Honest Practice: How the Public Sector Can Look at Itself (New article in Resources)

Best Practice Stinks

We provide here a detailed summary of the article “Honest Practice: How the Public Sector Can Look at Itself” by Howie Fisher with illustrations and design by Billy Brown. Download the full pdf from attachments.

In this article the Transmission Project contests the convention of collecting “best practices” and offers in its place a narrative approach to assessing nonprofit organizations’ capacity building efforts. The Transmission Project calls this approach Honest Practice.

So-called best practices claim to encapsulate successful organizations’ hard-earned knowledge and experience in the form of simple, ready-to-use solutions. Practices are canonized with little regard for what led to success. Research in the field illustrates that what “best practices” obscure is the hard work it takes to get a practice to function correctly in a new environment. The Transmission Project’s observations as capacity-building practitioner attest to the potential pitfalls of blindly adopting so-called best practices.

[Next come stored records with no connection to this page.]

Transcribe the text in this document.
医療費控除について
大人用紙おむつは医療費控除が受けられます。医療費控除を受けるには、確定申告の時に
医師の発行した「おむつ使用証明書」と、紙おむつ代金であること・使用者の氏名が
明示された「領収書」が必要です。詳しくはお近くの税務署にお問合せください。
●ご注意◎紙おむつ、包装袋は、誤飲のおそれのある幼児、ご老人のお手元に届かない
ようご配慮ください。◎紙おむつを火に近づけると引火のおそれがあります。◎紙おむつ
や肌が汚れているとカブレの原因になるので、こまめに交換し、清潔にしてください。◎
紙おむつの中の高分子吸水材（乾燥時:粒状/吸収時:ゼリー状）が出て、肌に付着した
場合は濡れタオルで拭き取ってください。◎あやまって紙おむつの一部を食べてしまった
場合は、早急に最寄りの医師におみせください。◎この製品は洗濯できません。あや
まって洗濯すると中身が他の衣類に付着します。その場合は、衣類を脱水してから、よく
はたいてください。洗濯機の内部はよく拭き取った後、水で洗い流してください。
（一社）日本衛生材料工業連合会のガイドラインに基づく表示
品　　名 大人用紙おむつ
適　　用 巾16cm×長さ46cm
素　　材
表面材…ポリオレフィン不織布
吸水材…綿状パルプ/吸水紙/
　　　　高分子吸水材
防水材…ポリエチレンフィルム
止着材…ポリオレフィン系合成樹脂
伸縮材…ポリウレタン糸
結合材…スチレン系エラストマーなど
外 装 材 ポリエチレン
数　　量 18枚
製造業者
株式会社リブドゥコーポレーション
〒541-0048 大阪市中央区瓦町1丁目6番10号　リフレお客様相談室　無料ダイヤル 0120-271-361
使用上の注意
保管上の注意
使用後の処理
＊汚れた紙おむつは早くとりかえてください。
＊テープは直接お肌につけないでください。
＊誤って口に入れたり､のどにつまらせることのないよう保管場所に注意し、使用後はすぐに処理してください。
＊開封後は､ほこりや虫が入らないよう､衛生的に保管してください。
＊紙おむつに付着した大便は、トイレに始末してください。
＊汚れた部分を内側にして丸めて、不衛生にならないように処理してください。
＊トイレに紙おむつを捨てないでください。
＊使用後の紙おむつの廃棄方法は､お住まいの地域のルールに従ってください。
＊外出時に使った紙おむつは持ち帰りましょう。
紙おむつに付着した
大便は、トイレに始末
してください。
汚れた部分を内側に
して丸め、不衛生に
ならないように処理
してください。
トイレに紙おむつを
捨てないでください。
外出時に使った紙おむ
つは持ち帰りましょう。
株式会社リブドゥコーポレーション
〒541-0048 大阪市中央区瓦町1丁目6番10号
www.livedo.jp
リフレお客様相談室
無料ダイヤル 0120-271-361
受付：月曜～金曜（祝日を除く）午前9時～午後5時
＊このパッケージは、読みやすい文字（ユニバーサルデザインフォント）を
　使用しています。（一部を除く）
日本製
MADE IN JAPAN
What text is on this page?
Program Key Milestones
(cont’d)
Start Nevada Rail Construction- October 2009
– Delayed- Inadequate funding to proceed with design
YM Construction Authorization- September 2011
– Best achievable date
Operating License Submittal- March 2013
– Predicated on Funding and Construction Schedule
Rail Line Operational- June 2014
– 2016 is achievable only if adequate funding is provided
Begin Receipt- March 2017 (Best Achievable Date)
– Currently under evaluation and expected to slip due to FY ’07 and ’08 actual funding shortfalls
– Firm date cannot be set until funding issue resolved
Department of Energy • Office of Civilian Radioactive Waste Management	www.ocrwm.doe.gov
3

Although multiple accounts corroborate the risks associated with “best practices,” they remain popular among organizations – primarily as a way to appeal to funders in terms they can grasp. The diversity of nonprofit sector work complicates attempts to establish reliable ways of measuring success while making meaningful comparisons across the field. With the endorsement of funders, “best practices” become a way to discriminate superficially between organizations that do good work and organizations that don’t work.

We explore the depth of the problem. When organizations chase so-called best practices, they under-invest in other forms of overhead. These include evaluation and tracking systems that, when neglected, leave organizations unable to define and measure success on their own terms. The cyclical nature of the problem makes it difficult to address head-on. Without proper infrastructure to measure and understand their work, organizations lose track of their needs and cannot challenge the prescribed standards of excellence.

The fundamental importance of evaluation having been established, the evaluator or researcher emerges as an influential force in representing organizations’ work to funders and the rest of the field. The author suggests that the real challenge is insisting upon a more narrative, process-centered approach to discussing capacity building work as opposed to a myopic focus on success in terms of end results.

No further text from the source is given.